In/Sight: African Photographers, 1940 to the Present (1996)
When it opened at the Guggenheim Museum in 1996, In/Sight was the first major exhibition in the United States to focus on the work of African photographers. Designed by Clare Bell of the Guggenheim Museum and independent curators Okwui Enwezor, Danielle Tilkin, and Octavio Zaya, the exhibition presented nearly 140 pictures of thirty African artists. The exhibition sought to give a chronological and historical consistency, rather than geographical, to the development of photography in Africa. The exhibition helped to give a completely different light on contemporary African art compared to previous exhibitions mainly focused on the creativity of African artists and sculptors.
In/Sight was organized by decades. First, it opens with portraits from the 1940s and 1950s during the dismantling of European colonies of the continent. Then, photographs taken during the 1960s and 1970s chronicled the development of new independent countries and the emergence of Africa in the modern world. Finally, the photographs of the 1980s and 1990s reflected on several themes of self-expression by focusing on the issues of race, sexuality, gender, and nationality.
Seven Stories about Modern Art in Africa (1995)
Seven Stories was held at the Whitechapel Gallery in London as part of the UK-based Africa 95 program of events, which highlighted contemporary African art and culture.

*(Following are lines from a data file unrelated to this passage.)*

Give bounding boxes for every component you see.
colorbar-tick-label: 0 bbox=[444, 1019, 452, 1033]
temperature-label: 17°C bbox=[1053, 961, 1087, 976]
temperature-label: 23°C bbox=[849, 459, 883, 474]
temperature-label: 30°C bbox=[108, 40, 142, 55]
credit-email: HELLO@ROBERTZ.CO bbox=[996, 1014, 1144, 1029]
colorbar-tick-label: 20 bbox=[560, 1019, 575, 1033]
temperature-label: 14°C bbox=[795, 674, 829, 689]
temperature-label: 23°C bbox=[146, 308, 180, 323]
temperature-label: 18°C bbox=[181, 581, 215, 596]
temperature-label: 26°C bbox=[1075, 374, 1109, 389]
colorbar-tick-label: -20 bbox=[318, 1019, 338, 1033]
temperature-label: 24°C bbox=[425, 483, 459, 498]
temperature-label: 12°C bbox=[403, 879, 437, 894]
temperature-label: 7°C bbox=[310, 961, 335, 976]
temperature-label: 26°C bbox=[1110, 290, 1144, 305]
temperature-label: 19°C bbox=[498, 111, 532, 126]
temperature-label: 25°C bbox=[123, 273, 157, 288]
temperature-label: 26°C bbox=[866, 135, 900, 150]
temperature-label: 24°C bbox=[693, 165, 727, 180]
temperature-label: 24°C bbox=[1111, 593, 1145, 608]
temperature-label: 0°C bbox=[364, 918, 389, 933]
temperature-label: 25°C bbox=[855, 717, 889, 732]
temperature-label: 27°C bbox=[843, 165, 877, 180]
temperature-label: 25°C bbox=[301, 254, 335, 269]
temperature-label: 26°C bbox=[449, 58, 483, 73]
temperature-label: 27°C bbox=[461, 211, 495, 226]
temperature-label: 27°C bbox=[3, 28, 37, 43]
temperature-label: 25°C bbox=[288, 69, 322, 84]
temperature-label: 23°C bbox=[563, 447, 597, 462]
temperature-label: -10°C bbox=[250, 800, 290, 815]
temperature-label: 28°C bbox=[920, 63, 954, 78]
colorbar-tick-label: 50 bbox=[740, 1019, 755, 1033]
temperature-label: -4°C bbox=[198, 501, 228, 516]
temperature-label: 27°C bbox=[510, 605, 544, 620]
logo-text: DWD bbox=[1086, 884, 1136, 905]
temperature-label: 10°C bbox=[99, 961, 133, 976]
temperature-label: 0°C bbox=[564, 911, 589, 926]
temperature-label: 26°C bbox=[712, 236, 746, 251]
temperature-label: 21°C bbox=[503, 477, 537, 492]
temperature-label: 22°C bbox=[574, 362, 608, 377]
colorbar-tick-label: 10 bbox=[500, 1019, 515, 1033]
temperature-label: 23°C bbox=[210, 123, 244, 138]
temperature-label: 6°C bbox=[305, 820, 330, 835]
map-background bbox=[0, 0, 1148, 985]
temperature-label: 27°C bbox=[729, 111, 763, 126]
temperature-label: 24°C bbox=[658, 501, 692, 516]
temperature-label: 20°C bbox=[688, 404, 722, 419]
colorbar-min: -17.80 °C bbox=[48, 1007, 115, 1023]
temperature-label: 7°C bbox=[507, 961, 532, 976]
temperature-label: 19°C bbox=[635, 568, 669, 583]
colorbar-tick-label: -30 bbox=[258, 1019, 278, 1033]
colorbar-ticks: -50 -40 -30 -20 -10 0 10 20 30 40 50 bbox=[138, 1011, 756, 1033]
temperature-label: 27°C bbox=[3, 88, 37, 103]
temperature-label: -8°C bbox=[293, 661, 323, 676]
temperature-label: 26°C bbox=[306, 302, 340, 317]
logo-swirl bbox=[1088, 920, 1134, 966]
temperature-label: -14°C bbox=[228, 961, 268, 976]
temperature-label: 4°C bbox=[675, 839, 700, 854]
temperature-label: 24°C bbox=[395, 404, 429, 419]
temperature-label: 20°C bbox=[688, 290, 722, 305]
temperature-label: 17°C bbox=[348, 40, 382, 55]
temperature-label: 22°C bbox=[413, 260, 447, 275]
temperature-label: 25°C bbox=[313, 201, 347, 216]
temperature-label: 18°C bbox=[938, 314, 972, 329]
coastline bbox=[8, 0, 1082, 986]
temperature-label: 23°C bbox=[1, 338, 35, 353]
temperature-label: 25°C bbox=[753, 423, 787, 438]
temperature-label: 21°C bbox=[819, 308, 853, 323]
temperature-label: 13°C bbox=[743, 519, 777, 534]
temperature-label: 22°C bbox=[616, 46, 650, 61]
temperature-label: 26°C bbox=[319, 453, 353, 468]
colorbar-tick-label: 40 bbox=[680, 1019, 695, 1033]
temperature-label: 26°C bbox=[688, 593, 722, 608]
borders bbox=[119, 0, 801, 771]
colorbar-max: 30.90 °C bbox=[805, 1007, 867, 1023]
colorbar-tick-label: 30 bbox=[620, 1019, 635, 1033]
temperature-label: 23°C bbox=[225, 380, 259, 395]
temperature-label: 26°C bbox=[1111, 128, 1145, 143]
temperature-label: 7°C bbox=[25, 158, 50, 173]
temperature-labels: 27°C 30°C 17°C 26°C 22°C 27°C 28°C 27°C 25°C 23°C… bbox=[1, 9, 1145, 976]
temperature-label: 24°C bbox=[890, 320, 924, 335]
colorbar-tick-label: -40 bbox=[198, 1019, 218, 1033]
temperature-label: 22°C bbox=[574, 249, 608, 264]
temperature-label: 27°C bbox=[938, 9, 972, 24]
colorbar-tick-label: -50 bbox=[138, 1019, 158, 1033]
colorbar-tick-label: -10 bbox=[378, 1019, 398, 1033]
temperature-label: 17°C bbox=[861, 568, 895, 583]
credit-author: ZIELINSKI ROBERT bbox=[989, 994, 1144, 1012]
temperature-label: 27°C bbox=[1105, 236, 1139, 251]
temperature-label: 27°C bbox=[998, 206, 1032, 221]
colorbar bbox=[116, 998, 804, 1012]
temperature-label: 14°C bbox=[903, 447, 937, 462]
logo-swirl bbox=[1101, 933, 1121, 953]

The exhibition was prepared four years ago by anthropologist Clémentine Deliss. She made several field surveys in Africa and then worked out a series of seminars in London, where different actors came to debate the merits and shortcomings of recent exhibitions of contemporary African art, such as Magiciens de la Terre, Africa Explores or Africa Hoy.
Positioning itself as an alternative to these exhibitions, Seven Stories proposed an approach based on the complexity of the issues raised by contemporary African art and critical aspect of the interaction between artists, critics and curators. So Deliss ask five African artists and critics to write and represent seven stories on contemporary art from seven African countries: Ethiopia, Kenya, Nigeria, Senegal, South Africa, Sudan, and Uganda.
Otro País : Escalas Africanas [Another Country: African Stopovers] (1994)
Otro País was a traveling exhibition that opened in Centro Atlántico de Arte Moderno in the Canary Islands in 1994 and remained in Spain a year later. It was co-curated by Simon Njami and Joëlle Busca, and featured twenty-four artists – half of African origin and half of Caribbean origin. Otro País reflects on the cultural and artistic interchange between Africa and the Caribbean with Europe acting as the focal point. Building on a dynamic relationship between the two cultures, the exhibition suggested that the connection was not only geographical but also conceptual. However, Otro País missed the opportunity to expand its scope by including other regions with cultural ties to Africa. The exhibition has rather chosen to focus on Caribbean and black African artists forgetting to mention white African artists.
Africa Hoy: Obras de la Contemporary African Art Collection [Africa Now] (1991)
Africa Hoy was an exhibition of African art from the collection of Jean Pigozzi and curated by André Magnin. The traveling exhibition that included works by 15 artists living in Africa began in the Canary Islands, and then went to the Netherlands and Mexico. The following year, the exhibition was modified and presented at Saatchi Gallery in London under the title Out of Africa. Africa Hoy was presented as an overview of African artistic creation, and not as a thematic exhibition or thesis. But the exhibition has been widely criticized for its primitive representation that suggests that contemporary African artists are completely disconnected compared to Westerners.
Africa Explores: 20th Century African Art (1991)
Africa Explores was the last of a series of exhibitions at the Museum for African Art of New York City since its inception in 1984 by Susan Vogel, its founder and director. In response to the approach adopted by the exhibition Magiciens de la Terre, Africa Explores followed a more anthropological methodology to represent African art in its context and in all its diversity. The exhibition was organized around five distinctive categories: Traditional, New Functional, Urban, International and Extinct. However, this categorizing approach was considered by many critics, rigid, artificial or referring to an outdated representation of Africa.